In ogni caso, se non siete ancora stufi della classica struttura di gioco e non vi secca il dover riaffrontare un titolo bene o male assimilato, non vi dispiacerà riprenderlo. Ma se già con alcuni seguiti avete avvertito un pò di fiacchezza nel loro svolgimento, non c'è nulla qui in grado di farvi cambiare idea. Personalmente l'ho finito ma riponendolo subito dopo sullo scaffale, senza ulteriori stimoli e con le emozioni (irraggiungibili a prescindere, ne convengo) provate la prima volta, ben distanti.

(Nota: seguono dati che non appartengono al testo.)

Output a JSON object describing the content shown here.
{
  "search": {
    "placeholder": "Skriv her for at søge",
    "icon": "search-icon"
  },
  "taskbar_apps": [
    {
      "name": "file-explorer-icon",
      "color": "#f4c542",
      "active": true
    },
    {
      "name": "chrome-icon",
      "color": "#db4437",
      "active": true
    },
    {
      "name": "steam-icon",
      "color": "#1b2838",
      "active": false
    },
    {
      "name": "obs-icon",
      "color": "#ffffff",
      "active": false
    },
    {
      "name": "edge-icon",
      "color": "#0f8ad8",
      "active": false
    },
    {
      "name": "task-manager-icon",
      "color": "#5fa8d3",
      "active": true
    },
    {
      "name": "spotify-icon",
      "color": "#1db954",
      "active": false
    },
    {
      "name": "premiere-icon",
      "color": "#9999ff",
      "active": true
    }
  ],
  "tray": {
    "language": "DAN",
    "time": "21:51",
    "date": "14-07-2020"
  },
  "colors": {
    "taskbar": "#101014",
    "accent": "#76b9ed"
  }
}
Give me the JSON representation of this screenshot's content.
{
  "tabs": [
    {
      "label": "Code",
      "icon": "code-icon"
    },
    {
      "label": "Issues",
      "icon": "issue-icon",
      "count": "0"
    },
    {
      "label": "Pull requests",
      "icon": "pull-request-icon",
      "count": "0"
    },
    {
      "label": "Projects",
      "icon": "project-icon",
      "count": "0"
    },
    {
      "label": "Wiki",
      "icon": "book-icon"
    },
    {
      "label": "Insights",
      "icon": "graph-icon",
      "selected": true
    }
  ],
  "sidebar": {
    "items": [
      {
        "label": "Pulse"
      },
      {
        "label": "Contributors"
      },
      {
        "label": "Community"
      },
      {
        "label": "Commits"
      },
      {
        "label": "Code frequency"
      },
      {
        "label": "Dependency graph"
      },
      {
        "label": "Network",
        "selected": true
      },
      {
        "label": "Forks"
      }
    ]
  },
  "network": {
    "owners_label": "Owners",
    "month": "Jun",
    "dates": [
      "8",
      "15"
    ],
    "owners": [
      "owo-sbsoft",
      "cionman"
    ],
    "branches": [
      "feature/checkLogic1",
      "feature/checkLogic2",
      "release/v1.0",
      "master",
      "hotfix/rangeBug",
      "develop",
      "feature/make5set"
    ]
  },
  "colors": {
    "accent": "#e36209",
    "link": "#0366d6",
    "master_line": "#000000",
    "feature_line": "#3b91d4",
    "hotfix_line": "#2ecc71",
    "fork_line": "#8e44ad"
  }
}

Sarebbe bastato sfruttare l'ottima realizzazione tecnica in maniera più lineare e meno cervellotica, andando semplicemente ad eliminare le lacune che l'originale aveva, per rendere questo ritorno a Villa Spencer un pò più accogliente. Invece, il fine ultimo su cui si fonda questo Rebirth è apprezzabile pienamente solo da pochi eletti, forse nemmeno da questi. L'errore è essere partiti da una premessa sbagliata e cioè che RE fosse perfetto già alla sua uscita, al punto da poter vincere lo scontro col tempo senza sostanziali modifiche ma solo una mano di colore. Il qui presuntuoso Mikami non si è reso conto che la sua creatura una volta poteva far gridare al miracolo ma oggi abbisognava di qualcosa in più di semplici aggiunte, se la base è tutt'altro che solida: si è finito col costruire un palazzo tronfio ma scricchiolante nelle fondamenta.


COMMENTO FINALE


"Resident Evil Rebirth è un gioco valido, come remake è apprezzabile e merita oggettivamente una valutazione positiva, specie se non lo si è mai affrontato, nel qual caso è davvero un imperativo categorico averlo. Ma sono il primo a disperare se nel guardare le pics mi viene una gran voglia di giocarci e, dopo qualche minuto passato col pad tra le mani, tale desiderio scema di brutto, finendo col girovagare per l'immensa magione con passo stanco e trascinato, come quello dello zombi che ho appena fatto fuori."